KodeKabuki

Welcome, my name is Harish Mallipeddi. I work for Amazon Web Services (AWS). This blog is mostly a dump of interesting articles that I come across on the web. Topics span across multiple areas including algorithms/datastructures, NoSQL stores, database internals, web-scale challenges, and functional languages.

June 30, 2011 at 11:58am

Home

http://www.lighterra.com/papers/modernmicroprocessors/ →

This article provides an excellent overview of the current state of modern microprocessor design for ‘software engineers’.

Key concepts/ideas

  • Super-pipelining - Pipeline instructions aggressively - split complex sections within fetch-decode-execute-writeback into more fine-grained sub-tasks, and also increase the clock speed. Clock speed dictates how often an instruction moves ahead one step in the pipeline. Core 2 has a 14-stage pipeline; Pentium-4 has a 20-stage pipeline; ARM Cortex A9 (Apple A5) has a 8-stage pipeline.

  • Super-scalar - Execute multiple instructions in parallel in different functional units. Cortex A8/A9 are 2-issue while Core 2 is 4-issue.

  • Branch prediction - branch mispredictions could be really costly with deeper pipelines. Hence dynamic prediction with on-chip branch prediction table is performed in modern CPUs. Basically some space is reserved to keep count of which way a branch goes and favor that branch when it comes to pipelining.

  • In-order execution vs out-of-order execution - Pipelining is good but not all instructions are equal (some instructions require more clock cycles to complete than other simpler instructions). So some CPUs rearrange the order in which instructions are executed. But implementing this logic is expensive (lots of logic on chip + power consumption). Hence some CPUs just rely on the compilers to do this for them. A8 and Atom only do in-order while modern x86es do out-of-order execution.

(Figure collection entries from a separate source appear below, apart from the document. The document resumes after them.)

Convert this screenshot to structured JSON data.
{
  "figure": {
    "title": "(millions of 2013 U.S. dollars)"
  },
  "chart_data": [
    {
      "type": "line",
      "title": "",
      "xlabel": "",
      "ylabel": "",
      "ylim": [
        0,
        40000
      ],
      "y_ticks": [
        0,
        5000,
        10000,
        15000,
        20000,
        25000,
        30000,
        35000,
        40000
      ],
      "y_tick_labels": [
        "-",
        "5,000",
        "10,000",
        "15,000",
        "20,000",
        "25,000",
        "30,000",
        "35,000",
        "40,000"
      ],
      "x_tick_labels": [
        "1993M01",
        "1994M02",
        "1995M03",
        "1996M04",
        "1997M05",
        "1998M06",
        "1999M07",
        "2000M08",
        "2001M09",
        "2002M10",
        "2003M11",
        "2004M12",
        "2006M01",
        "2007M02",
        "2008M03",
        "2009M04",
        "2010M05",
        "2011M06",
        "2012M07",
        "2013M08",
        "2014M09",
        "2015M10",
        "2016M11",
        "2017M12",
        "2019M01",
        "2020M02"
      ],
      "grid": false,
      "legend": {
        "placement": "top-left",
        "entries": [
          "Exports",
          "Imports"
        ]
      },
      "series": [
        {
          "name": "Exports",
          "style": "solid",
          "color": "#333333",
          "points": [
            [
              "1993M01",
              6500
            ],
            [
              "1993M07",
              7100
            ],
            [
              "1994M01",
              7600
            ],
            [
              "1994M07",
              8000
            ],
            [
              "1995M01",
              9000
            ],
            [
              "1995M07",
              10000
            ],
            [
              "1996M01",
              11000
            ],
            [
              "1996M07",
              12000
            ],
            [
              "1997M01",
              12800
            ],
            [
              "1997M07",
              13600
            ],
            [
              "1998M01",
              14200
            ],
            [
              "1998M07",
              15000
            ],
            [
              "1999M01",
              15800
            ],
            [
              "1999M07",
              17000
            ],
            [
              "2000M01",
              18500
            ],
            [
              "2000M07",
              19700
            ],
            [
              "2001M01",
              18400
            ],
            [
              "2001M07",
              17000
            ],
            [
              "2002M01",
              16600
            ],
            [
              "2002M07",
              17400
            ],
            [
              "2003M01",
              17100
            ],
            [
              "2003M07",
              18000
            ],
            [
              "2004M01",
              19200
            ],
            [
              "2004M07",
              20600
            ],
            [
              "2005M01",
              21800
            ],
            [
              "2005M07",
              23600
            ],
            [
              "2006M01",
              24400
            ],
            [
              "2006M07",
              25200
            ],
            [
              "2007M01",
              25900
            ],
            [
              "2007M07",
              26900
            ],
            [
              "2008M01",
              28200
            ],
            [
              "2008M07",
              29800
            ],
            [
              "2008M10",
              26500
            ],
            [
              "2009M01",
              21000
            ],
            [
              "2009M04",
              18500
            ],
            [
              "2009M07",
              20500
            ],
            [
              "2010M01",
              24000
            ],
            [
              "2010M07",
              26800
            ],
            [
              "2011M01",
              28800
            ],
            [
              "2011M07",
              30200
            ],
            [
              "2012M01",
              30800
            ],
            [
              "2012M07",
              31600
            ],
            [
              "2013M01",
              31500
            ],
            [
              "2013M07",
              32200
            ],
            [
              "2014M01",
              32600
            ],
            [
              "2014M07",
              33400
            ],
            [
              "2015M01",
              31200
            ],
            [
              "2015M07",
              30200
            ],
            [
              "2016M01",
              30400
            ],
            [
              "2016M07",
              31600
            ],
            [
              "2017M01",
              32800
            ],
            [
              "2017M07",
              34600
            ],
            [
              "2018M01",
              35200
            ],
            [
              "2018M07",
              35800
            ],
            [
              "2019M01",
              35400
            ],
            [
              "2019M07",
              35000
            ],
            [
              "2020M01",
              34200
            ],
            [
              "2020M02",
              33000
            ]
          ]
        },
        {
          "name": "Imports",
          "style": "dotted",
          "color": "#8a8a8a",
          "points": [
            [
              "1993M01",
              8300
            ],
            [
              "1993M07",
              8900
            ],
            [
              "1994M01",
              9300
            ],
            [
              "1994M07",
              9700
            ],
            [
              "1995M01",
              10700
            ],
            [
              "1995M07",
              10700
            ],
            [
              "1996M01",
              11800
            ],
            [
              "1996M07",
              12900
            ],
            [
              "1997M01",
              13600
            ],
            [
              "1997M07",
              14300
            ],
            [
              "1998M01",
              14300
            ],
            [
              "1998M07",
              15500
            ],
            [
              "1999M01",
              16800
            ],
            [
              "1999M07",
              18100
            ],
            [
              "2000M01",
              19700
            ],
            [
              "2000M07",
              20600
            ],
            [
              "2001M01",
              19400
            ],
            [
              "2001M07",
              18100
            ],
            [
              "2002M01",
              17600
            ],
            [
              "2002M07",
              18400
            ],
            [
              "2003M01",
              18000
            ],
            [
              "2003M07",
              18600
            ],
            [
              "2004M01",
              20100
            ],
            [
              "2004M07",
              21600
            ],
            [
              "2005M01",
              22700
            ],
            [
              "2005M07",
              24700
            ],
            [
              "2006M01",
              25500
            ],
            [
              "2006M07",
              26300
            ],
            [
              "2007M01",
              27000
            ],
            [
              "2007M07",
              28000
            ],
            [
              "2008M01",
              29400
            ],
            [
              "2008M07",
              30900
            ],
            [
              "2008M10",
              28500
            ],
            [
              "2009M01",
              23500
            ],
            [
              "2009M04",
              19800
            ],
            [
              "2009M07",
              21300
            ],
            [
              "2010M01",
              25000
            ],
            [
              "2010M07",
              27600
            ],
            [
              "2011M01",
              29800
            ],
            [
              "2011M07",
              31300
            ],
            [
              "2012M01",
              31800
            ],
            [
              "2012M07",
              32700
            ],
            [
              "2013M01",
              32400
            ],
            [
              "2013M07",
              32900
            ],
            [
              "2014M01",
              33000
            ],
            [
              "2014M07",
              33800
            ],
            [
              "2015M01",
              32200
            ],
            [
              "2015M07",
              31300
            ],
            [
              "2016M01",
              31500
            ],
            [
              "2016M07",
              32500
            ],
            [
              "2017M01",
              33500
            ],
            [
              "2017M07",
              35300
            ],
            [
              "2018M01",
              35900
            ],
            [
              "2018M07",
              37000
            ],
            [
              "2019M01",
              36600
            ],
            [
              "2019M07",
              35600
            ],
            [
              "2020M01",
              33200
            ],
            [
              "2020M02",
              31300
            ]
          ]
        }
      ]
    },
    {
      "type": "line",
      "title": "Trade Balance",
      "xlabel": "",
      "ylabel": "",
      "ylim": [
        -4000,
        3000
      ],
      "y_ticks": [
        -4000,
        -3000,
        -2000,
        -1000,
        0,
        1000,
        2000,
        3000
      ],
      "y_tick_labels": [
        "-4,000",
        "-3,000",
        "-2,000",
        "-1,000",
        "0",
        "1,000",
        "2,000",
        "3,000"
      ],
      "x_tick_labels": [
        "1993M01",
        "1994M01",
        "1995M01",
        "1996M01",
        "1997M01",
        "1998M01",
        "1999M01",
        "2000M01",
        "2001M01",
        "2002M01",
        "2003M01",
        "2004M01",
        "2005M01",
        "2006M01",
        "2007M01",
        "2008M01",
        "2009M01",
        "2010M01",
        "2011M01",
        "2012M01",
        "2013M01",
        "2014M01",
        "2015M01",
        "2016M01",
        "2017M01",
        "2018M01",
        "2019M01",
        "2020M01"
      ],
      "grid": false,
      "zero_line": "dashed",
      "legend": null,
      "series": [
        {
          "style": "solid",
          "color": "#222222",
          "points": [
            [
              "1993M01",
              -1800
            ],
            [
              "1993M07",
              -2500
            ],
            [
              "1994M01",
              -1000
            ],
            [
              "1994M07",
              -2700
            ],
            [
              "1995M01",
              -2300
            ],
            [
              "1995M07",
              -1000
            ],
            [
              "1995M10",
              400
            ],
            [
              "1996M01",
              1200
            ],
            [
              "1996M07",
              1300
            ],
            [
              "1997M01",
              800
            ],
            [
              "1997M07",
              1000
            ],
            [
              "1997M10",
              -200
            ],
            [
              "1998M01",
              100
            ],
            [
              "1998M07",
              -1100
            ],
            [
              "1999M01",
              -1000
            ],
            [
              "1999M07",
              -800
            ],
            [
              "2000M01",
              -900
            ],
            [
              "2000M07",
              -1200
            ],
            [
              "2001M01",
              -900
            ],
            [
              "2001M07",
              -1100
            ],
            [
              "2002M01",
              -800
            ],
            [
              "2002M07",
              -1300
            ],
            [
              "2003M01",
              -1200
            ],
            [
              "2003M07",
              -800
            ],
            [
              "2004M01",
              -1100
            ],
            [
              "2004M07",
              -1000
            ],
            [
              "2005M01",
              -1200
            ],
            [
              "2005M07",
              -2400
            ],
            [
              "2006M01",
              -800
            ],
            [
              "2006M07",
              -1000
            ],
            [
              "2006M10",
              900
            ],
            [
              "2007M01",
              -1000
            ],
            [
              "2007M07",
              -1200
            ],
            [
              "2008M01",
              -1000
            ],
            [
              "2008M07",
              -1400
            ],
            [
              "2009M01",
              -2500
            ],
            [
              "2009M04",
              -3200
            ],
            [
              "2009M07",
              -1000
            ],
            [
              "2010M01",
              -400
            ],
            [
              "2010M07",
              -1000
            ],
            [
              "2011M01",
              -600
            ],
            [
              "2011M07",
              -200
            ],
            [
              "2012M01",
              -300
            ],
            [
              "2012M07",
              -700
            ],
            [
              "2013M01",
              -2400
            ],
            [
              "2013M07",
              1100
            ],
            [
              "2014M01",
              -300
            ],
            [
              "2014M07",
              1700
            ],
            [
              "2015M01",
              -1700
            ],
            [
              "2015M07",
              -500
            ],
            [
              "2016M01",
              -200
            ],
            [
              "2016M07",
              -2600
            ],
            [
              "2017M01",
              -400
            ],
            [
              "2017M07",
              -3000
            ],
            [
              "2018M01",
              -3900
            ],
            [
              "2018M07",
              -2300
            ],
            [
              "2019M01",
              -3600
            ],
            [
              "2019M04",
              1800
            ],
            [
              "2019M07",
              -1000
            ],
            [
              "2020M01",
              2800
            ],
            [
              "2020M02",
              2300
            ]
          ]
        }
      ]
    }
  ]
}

  • Simultaneous Multi-Threading (SMT) aka Intel’s HyperThreading - At some point, it’s going to become hard to find instructions within the same thread/process to fill up the pipeline even with out-of-order execution because there’s a huge latency involved in load/store instructions which have to read/write from main-memory (100s of cycles). So realistically you can’t find more than 2 parallel instructions to execute over a long period of time. So the solution here is to find instructions from completely different threads and run them on the same processor. This needs only little bit of extra hardware to keep track of the 2 threads of execution but the rest of the pieces of logic on the chip can be shared. This is different from SMP machines where you’ve multiple independent processors and multi-core machines where you’re multiple cores on the same chip.